B
BuYuCu
Guest
بِسْمِ اللّهِ الرَّحْمَنِ الرَّحِيمِ
Rahman ve Rahim olan Allah'ın adıyla...
Alemlerin yaratıcısı, din gününün sahibi, ibadete sadece kendisinin layık olduğu yüce Rabbimize, şanına layık kelimelerle hamd ederim. Salat ve selamın en güzeli, getirdiği inanç ve şeriat ile insanları Allah'ın izniyle hem itikatta hem de amelde, karanlıklardan aydınlığa çıkaran son nebi Muhammed (s.a.s)'in üzerine olsun. Allah'ın pisliklerden arındırdığı Ehl-i Beyte ve İslamın Asr-ı Saadetteki muazzez savunucuları olan sahabelere de selam ederim.
Allah Azze ve Celle, cinleri de insanları da sadece kendisine kulluk etsinler diye yaratmıştır. İrade sahibi tüm mahlukatın yaşamsal hedefi ve ibadet vakıası, Allah'tan başka ibadet edilenlerin reddiyle ve tek ilah olan Allah'ı kabul etmekle başlar. İbadetin ikinci basamağı, sadece Allaha yönelmiş olan kula, Rabbi tarafından bir takım sorumlulukların yüklenmesidir. Bu sorumlulukları kul, sadece Allah'a ahid yapmayı vermiştir.
Allah (c.c) kuluna yüklediği gerek ameli gerek kavli gerekse niyete dayalı bu ibadetlerin kabulü için bazı şartlar belirtmiştir. İbadetlerin kabulü için iki şartın gerçekleşmesi gerekmektedir.
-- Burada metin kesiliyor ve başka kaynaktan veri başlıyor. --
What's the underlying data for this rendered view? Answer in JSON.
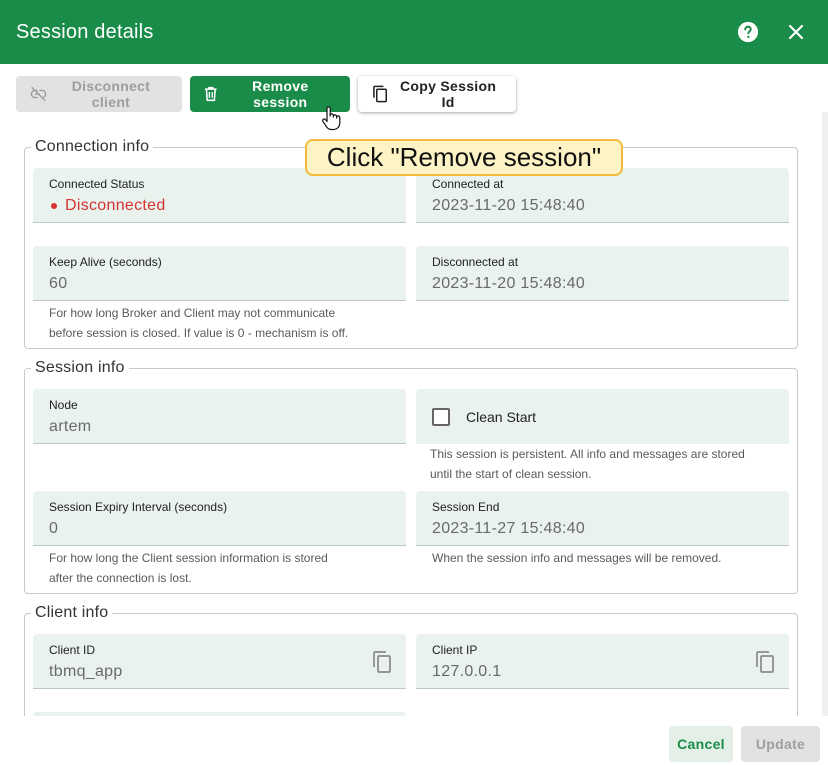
{
  "header": {
    "title": "Session details",
    "help_icon": "help-circle-icon",
    "close_icon": "close-icon",
    "color": "#1a8c49"
  },
  "toolbar": {
    "disconnect_label": "Disconnect client",
    "remove_label": "Remove session",
    "copy_label": "Copy Session Id"
  },
  "tooltip": {
    "text": "Click \"Remove session\""
  },
  "connection_info": {
    "legend": "Connection info",
    "connected_status_label": "Connected Status",
    "connected_status_value": "Disconnected",
    "connected_at_label": "Connected at",
    "connected_at_value": "2023-11-20 15:48:40",
    "keep_alive_label": "Keep Alive (seconds)",
    "keep_alive_value": "60",
    "keep_alive_hint_1": "For how long Broker and Client may not communicate",
    "keep_alive_hint_2": "before session is closed. If value is 0 - mechanism is off.",
    "disconnected_at_label": "Disconnected at",
    "disconnected_at_value": "2023-11-20 15:48:40"
  },
  "session_info": {
    "legend": "Session info",
    "node_label": "Node",
    "node_value": "artem",
    "clean_start_label": "Clean Start",
    "clean_start_checked": false,
    "clean_start_hint_1": "This session is persistent. All info and messages are stored",
    "clean_start_hint_2": "until the start of clean session.",
    "expiry_label": "Session Expiry Interval (seconds)",
    "expiry_value": "0",
    "expiry_hint_1": "For how long the Client session information is stored",
    "expiry_hint_2": "after the connection is lost.",
    "session_end_label": "Session End",
    "session_end_value": "2023-11-27 15:48:40",
    "session_end_hint": "When the session info and messages will be removed."
  },
  "client_info": {
    "legend": "Client info",
    "client_id_label": "Client ID",
    "client_id_value": "tbmq_app",
    "client_ip_label": "Client IP",
    "client_ip_value": "127.0.0.1"
  },
  "footer": {
    "cancel_label": "Cancel",
    "update_label": "Update"
  }
}
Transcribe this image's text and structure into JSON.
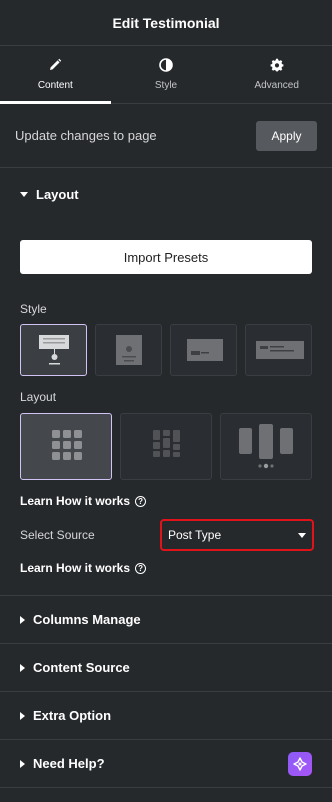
{
  "panel_title": "Edit Testimonial",
  "tabs": [
    {
      "label": "Content",
      "icon": "pencil-icon",
      "active": true
    },
    {
      "label": "Style",
      "icon": "half-circle-icon",
      "active": false
    },
    {
      "label": "Advanced",
      "icon": "gear-icon",
      "active": false
    }
  ],
  "update": {
    "text": "Update changes to page",
    "apply_label": "Apply"
  },
  "layout_section": {
    "title": "Layout",
    "import_label": "Import Presets",
    "style_label": "Style",
    "style_options": [
      "style-1",
      "style-2",
      "style-3",
      "style-4"
    ],
    "style_selected": 0,
    "layout_label": "Layout",
    "layout_options": [
      "grid",
      "masonry",
      "carousel"
    ],
    "layout_selected": 0,
    "learn_label": "Learn How it works",
    "source_label": "Select Source",
    "source_value": "Post Type",
    "learn_label_2": "Learn How it works"
  },
  "collapsed_sections": [
    {
      "title": "Columns Manage"
    },
    {
      "title": "Content Source"
    },
    {
      "title": "Extra Option"
    },
    {
      "title": "Need Help?"
    }
  ],
  "colors": {
    "accent_border": "#d1c4f4",
    "highlight_red": "#e0131b",
    "help_badge": "#9b5cf6"
  }
}
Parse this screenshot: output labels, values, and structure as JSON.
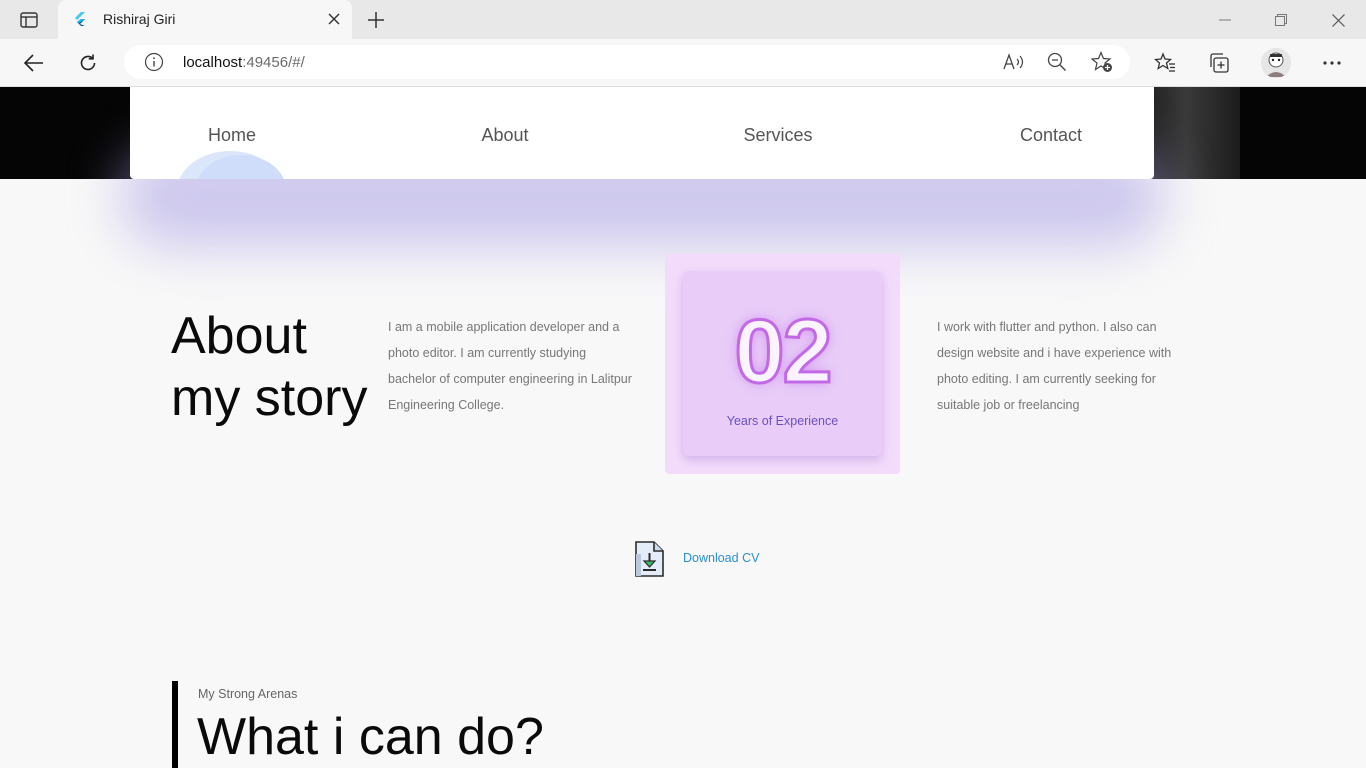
{
  "browser": {
    "tab_title": "Rishiraj Giri",
    "url_host": "localhost",
    "url_rest": ":49456/#/"
  },
  "nav": {
    "items": [
      {
        "label": "Home"
      },
      {
        "label": "About"
      },
      {
        "label": "Services"
      },
      {
        "label": "Contact"
      }
    ]
  },
  "about": {
    "title_line1": "About",
    "title_line2": "my story",
    "left_paragraph": "I am a mobile application developer and a photo editor. I am currently studying bachelor of computer engineering in Lalitpur Engineering College.",
    "right_paragraph": "I work with flutter and python. I also can design website and i have experience with photo editing. I am currently seeking for suitable job or freelancing",
    "experience_number": "02",
    "experience_label": "Years of Experience",
    "cv_label": "Download CV"
  },
  "arenas": {
    "subtitle": "My Strong Arenas",
    "title": "What i can do?"
  },
  "colors": {
    "accent_purple": "#c26ae6",
    "link_blue": "#2a8fd1"
  },
  "icons": [
    "sidebar-icon",
    "flutter-icon",
    "close-icon",
    "plus-icon",
    "minimize-icon",
    "restore-icon",
    "back-icon",
    "refresh-icon",
    "info-icon",
    "read-aloud-icon",
    "zoom-out-icon",
    "add-favorite-icon",
    "favorites-icon",
    "collections-icon",
    "more-icon",
    "download-file-icon"
  ]
}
Allah için yapmak ve Allah'ın istediği şekilde amel etmek. Allah'ın rızasını kazanmak isteme şartı "İhlas" hususunu gündeme getirir.Nefis terbiyesini eline alabilen kişi için ihlas hususu sorun değildir. Dolayısıyla ibadetlerde Allah'ın rızasını gözetme sorun olmaktan çıkacaktır.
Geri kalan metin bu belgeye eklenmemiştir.